Lisa is the author and photographer of several award-winning books about the sea, beachcombing and mudlarking. Her most recent, Rag and Bone (John Murray, 2020), received the Royal Society of Literature Giles St Aubyn Award for Non-fiction. She is represented by Clare Alexander at Aitken Alexander and her next book, Lost to the Sea, is due out with John Murray in spring 2024.

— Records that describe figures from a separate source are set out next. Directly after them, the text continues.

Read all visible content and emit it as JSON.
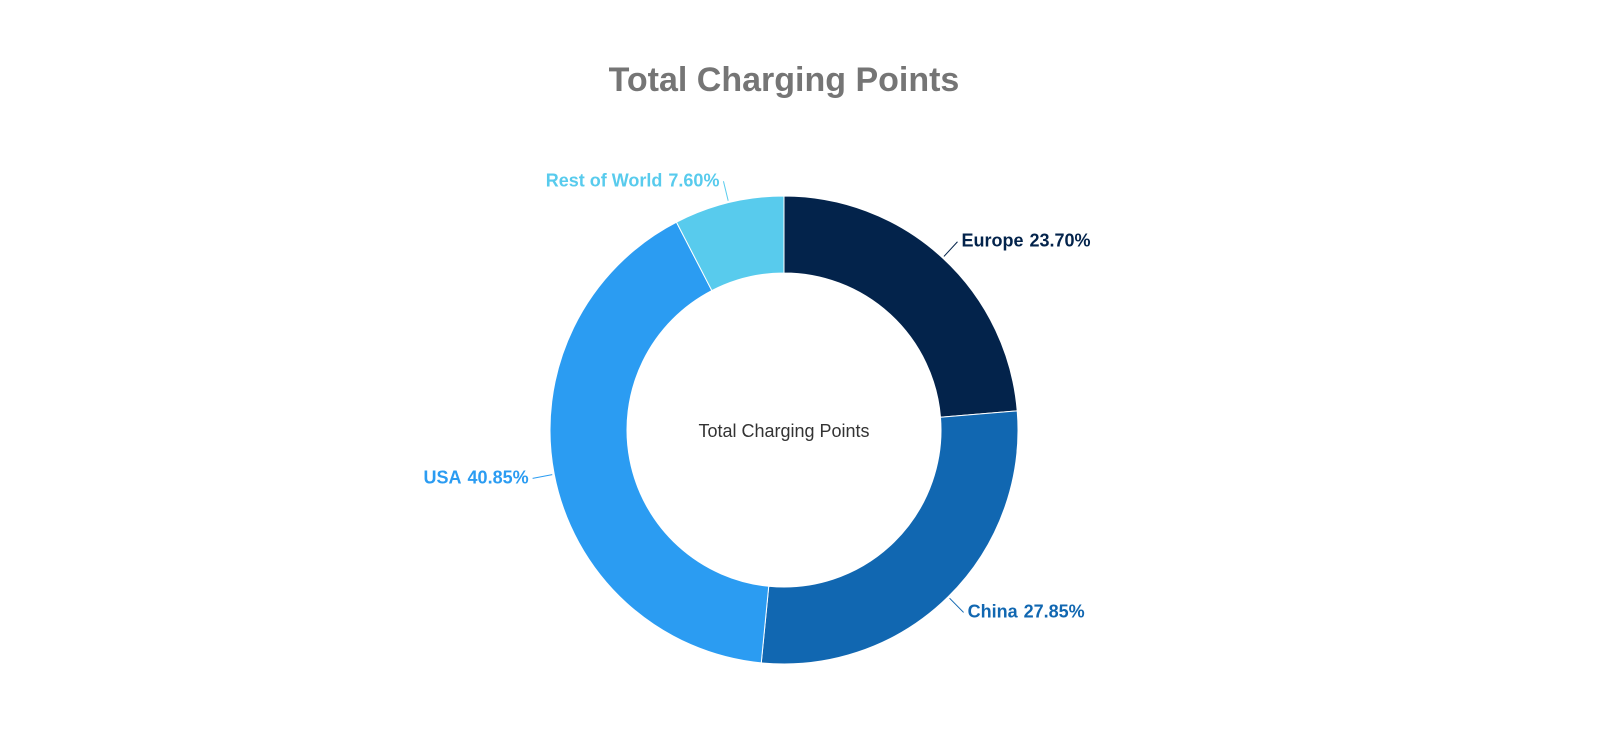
{
  "chart_data": {
    "type": "donut",
    "title": "Total Charging Points",
    "center_label": "Total Charging Points",
    "categories": [
      "Europe",
      "China",
      "USA",
      "Rest of World"
    ],
    "values": [
      23.7,
      27.85,
      40.85,
      7.6
    ],
    "value_labels": [
      "23.70%",
      "27.85%",
      "40.85%",
      "7.60%"
    ],
    "colors": [
      "#03234b",
      "#1167b1",
      "#2b9cf2",
      "#58cbed"
    ]
  }
}
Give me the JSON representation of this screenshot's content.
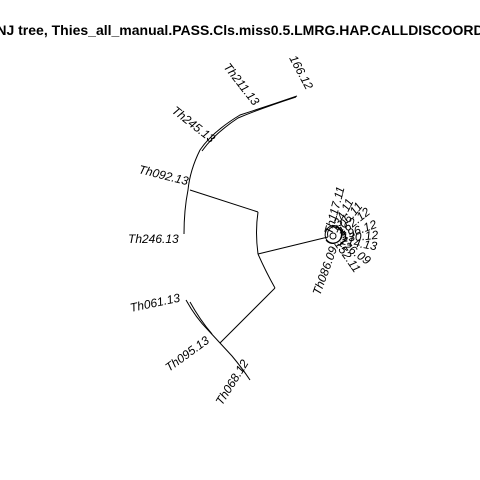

Lisa grew up by the sea on the Isle of Sheppey at the mouth of the Thames. Her grandfather was from a South London family in the ‘scavenging professions’ and she spent much of her childhood fossicking along the island’s shores, collecting—among other things—fossils, sharks’ teeth and old bottles. The cliffs there have a strange and otherworldly feel as they are constantly being eroded and washed away, losing on average five feet a year. She grew up with stories of local churches and pubs that over the years had been lost to the sea. A favourite childhood place was ‘The Pub With No Beer’, at the time a derelict shell near the edge of the cliff, with the gents already halfway to the beach.
After leaving the island, Lisa worked as a documentary photographer for 12 years, with past clients including The Independent on Sunday, Daily Telegraph and Observer. Since 2004 she has lived with her husband and children in Cornwall, in a house shared with buckets and boxes of shore finds.
For some background to Rag and Bone there is a Radio 4 Ramblings programme, BBC2’s Rick Stein’s Cornwall (a few minutes in) and a short North Cornwall Book Festival film. All show-and-tell some of the shore finds collected while writing the book, along with a ‘Travelling Museum of Finds’ supported by the Arts Council.